9. Il ressort des pièces du dossier que la demande de M. B tendant à ce qui lui soit accordée la protection fonctionnelle a été reçue par l’Epide par courriel du 11 juillet 2022.
En l’absence de réponse de l’administration sur cette demande, une décision implicite de rejet est née le 12 septembre 2022. Par ailleurs, contrairement à ce que soutient M. B le rapport du
16 février 2023 rédigé par la directrice des ressources humaines à l’attention des membres de la CCP [commission consultative paritaire] – Collège 1 concernant sa situation ne saurait être regardé comme constituant, eu égard à son contenu, une décision expresse lui refusant le bénéfice de la protection fonctionnelle. Compte tenu de ce qui a été dit aux points 6 et 7, en dépit de l’absence d’accusé réception de la demande délivrée par l’administration à l’intéressé, le délai de recours contentieux a expiré le 12 novembre 2022. Par suite, cette requête de M. B, enregistrée le
30 mai 2023 au greffe du Tribunal, est tardive et doit être rejetée.
D E C I D E :
Article 1er : Les requêtes de M. B sont rejetées.

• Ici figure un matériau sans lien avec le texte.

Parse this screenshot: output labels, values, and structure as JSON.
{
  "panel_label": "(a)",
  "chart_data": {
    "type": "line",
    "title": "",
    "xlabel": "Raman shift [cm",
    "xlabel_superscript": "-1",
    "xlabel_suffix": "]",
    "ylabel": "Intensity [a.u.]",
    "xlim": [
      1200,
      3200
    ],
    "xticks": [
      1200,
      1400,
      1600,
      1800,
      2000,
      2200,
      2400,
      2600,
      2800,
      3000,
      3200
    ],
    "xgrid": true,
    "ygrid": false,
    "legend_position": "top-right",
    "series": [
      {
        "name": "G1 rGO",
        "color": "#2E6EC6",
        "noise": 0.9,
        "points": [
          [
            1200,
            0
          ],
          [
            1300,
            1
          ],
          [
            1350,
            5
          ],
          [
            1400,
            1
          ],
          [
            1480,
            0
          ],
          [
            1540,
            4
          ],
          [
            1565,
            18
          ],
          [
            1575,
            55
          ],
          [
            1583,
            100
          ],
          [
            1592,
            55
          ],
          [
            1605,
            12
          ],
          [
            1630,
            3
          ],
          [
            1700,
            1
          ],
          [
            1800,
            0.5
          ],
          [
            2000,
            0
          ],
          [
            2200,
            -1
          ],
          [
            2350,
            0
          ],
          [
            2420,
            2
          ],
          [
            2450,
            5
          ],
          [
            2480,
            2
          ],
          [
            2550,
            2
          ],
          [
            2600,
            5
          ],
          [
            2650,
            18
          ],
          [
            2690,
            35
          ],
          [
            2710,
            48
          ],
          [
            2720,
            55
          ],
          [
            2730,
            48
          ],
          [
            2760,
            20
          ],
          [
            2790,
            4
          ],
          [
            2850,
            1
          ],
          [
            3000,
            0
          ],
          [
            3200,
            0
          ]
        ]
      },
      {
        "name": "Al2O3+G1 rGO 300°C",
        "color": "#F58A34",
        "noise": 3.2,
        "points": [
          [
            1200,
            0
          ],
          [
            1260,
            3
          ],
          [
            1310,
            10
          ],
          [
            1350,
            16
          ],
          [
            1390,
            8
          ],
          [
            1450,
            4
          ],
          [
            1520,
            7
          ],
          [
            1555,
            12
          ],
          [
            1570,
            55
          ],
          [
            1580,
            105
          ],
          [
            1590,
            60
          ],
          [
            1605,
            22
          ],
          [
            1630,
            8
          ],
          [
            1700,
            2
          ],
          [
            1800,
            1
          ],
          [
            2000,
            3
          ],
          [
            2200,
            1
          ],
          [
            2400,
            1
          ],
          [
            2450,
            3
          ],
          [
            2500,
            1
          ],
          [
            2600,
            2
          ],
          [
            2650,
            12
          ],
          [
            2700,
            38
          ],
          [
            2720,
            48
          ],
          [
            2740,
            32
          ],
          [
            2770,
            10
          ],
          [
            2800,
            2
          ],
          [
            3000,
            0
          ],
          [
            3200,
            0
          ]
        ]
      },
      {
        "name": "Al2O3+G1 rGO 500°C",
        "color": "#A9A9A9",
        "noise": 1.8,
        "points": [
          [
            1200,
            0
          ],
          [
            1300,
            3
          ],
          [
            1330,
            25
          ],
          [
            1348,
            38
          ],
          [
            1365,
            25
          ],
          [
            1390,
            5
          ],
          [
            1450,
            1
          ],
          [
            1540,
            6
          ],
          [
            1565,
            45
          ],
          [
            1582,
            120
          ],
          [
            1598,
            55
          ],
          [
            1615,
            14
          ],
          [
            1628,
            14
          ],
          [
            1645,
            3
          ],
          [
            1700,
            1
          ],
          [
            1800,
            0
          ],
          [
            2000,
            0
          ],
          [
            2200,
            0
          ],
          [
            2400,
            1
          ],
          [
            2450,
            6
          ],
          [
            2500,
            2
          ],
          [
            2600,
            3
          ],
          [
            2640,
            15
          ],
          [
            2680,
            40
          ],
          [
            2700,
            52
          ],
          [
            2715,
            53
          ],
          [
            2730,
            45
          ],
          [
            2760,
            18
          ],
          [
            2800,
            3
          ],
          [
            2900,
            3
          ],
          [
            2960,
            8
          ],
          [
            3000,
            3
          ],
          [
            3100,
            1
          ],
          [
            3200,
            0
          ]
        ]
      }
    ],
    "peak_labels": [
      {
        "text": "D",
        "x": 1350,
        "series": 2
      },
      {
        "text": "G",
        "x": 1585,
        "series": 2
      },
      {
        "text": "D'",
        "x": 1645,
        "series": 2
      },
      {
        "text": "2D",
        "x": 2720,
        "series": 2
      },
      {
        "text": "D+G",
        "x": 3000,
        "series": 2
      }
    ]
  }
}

Article 2 : Le présent jugement sera notifié à M. A B et à l’établissement public d’insertion de la défense.
Délibéré après l’audience du 20 mars 2025, à laquelle siégeaient :
M. Descombes, président,
M. Le Roux, premier conseiller,
M. Le Bonniec, premier conseiller.
Rendu public par mise à disposition au greffe le 3 avril 2025.
Le rapporteur,
signé
P. Le Roux
Le président,
signé
G. Descombes
Le greffier,
signé
J-M. Riaud
La République mande et ordonne au ministre des armées en ce qui le concerne ou à tous commissaires de justice à ce requis en ce qui concerne les voies de droit commun, contre les parties privées, de pourvoir à l’exécution de la présente décision.